An initial coffee meeting with Jenkins at the ACE Hotel in DTLA ended up being a multi-hour conversation over wine about music, life, and movies. Fast forward a few years, and moviegoers and music lovers have been graced with Best Picture winner Moonlight and If Beale Street Could Talk, nominated for multiple Golden Globes and Academy Awards, including Best Original Score.
“Music and film are both communal art forms where you get to work and play together,” Britell says.
In the last three years, Britell has received nominations for Best Film Music / Best Original Score by the Academy, the Golden Globes, BAFTA, Critics’ Choice, and more. This year, he had the rare distinction of being shortlisted twice in the same category for Best Original Score, with Vice and If Beale Street Could Talk. At the 91st Academy Awards, he will be up for Beale Street.
But Britell realizes that success and recognition are never guaranteed.
“It’s been really exciting because on these projects; you never know what’s going to happen,” Britell says. “The joy of working on these projects isn’t necessarily the destination. It’s a cliche, but it is the journey. On something like Moonlight, for example, we had no idea what was going to happen with the movie. We just had such a profound experience working on it and wanted to share that. So it’s incredible when these projects are able to take on a life of their own and when people respond to them.”
Britell has said that he will never bring a piece of music to a director unless he himself truly loves it. But a challenge for artists of all types—whether writers, painters, or musicians—can be identifying when their own work has reached that level. When asked about this, Britell (unsurprisingly) offers another thoughtful and nuanced response.

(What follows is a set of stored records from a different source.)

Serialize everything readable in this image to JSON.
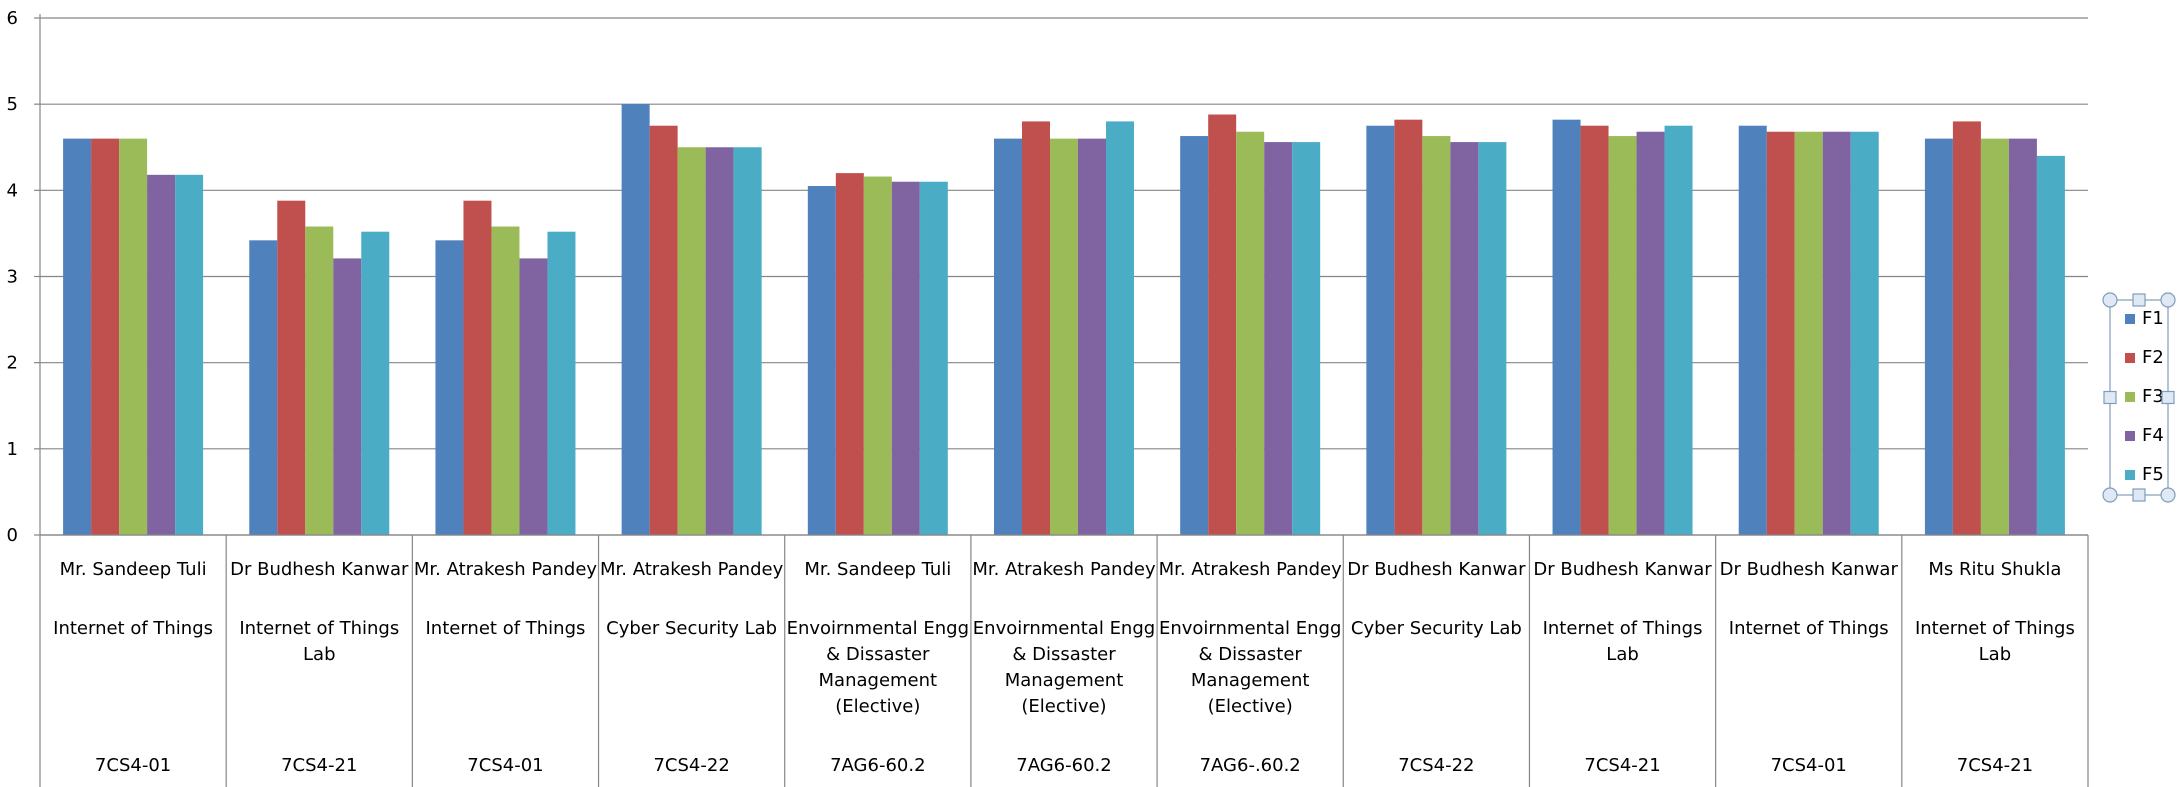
{
  "chart_data": {
    "type": "bar",
    "ylim": [
      0,
      6
    ],
    "yticks": [
      "0",
      "1",
      "2",
      "3",
      "4",
      "5",
      "6"
    ],
    "grid": true,
    "legend_position": "right",
    "categories": [
      {
        "teacher": "Mr. Sandeep Tuli",
        "subject": [
          "Internet of Things"
        ],
        "code": "7CS4-01"
      },
      {
        "teacher": "Dr Budhesh Kanwar",
        "subject": [
          "Internet of Things",
          "Lab"
        ],
        "code": "7CS4-21"
      },
      {
        "teacher": "Mr. Atrakesh Pandey",
        "subject": [
          "Internet of Things"
        ],
        "code": "7CS4-01"
      },
      {
        "teacher": "Mr. Atrakesh Pandey",
        "subject": [
          "Cyber Security Lab"
        ],
        "code": "7CS4-22"
      },
      {
        "teacher": "Mr. Sandeep Tuli",
        "subject": [
          "Envoirnmental Engg",
          "& Dissaster",
          "Management",
          "(Elective)"
        ],
        "code": "7AG6-60.2"
      },
      {
        "teacher": "Mr. Atrakesh Pandey",
        "subject": [
          "Envoirnmental Engg",
          "& Dissaster",
          "Management",
          "(Elective)"
        ],
        "code": "7AG6-60.2"
      },
      {
        "teacher": "Mr. Atrakesh Pandey",
        "subject": [
          "Envoirnmental Engg",
          "& Dissaster",
          "Management",
          "(Elective)"
        ],
        "code": "7AG6-.60.2"
      },
      {
        "teacher": "Dr Budhesh Kanwar",
        "subject": [
          "Cyber Security Lab"
        ],
        "code": "7CS4-22"
      },
      {
        "teacher": "Dr Budhesh Kanwar",
        "subject": [
          "Internet of Things",
          "Lab"
        ],
        "code": "7CS4-21"
      },
      {
        "teacher": "Dr Budhesh Kanwar",
        "subject": [
          "Internet of Things"
        ],
        "code": "7CS4-01"
      },
      {
        "teacher": "Ms Ritu Shukla",
        "subject": [
          "Internet of Things",
          "Lab"
        ],
        "code": "7CS4-21"
      }
    ],
    "series": [
      {
        "name": "F1",
        "color": "#4F81BD",
        "values": [
          4.6,
          3.42,
          3.42,
          5.0,
          4.05,
          4.6,
          4.63,
          4.75,
          4.82,
          4.75,
          4.6
        ]
      },
      {
        "name": "F2",
        "color": "#C0504D",
        "values": [
          4.6,
          3.88,
          3.88,
          4.75,
          4.2,
          4.8,
          4.88,
          4.82,
          4.75,
          4.68,
          4.8
        ]
      },
      {
        "name": "F3",
        "color": "#9BBB59",
        "values": [
          4.6,
          3.58,
          3.58,
          4.5,
          4.16,
          4.6,
          4.68,
          4.63,
          4.63,
          4.68,
          4.6
        ]
      },
      {
        "name": "F4",
        "color": "#8064A2",
        "values": [
          4.18,
          3.21,
          3.21,
          4.5,
          4.1,
          4.6,
          4.56,
          4.56,
          4.68,
          4.68,
          4.6
        ]
      },
      {
        "name": "F5",
        "color": "#4BACC6",
        "values": [
          4.18,
          3.52,
          3.52,
          4.5,
          4.1,
          4.8,
          4.56,
          4.56,
          4.75,
          4.68,
          4.4
        ]
      }
    ]
  }
}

“When something really connects with you, it’s like a physical sensation,” he says. “You get a shiver down your spine. You really feel things. So a lot of [the process] is being open to your own feelings and being honest with yourself about what you like. I like writing music that I want to listen to. I’m making things that I love, in that sense, because I want to experience them over and over again.”
Marrying music to film, an art form in its own right, demands even more of the creators. Britell credits his experience through the ASCAP Columbia University Film Scoring Workshop, under music editor and supervisor Alex Steyermark, as being an influence. In one workshop, Steyermark posed the question: “[The music] is good, but is it really the best music for this sequence?”
The seemingly simple question had a huge impact on Britell.
“I’m not just trying to write a piece of music that works,” Britell declares. “I’m trying to bring something to the director that I feel is truly the best idea I have for whatever the particular moment is. The best idea is one that connects with the film, but also one that I feel intellectually and emotionally invested in.”
Everyone who has worked with Britell, including Adam McKay and Barry Jenkins in their own interviews, speak highly of him as a person, a composer, a collaborator. He no doubt has a strong community of supporters who will be rooting for him at the Oscars on February 24th.
Meanwhile Britell is already thinking about his next project: scoring a film adaptation of the original story of Carmen, to be directed by Benjamin Millepied (Portman’s husband) and produced by Estabrook.
Whatever Britell has on tap to release next, we are all ears. Everything is working. It feels good. Keep going.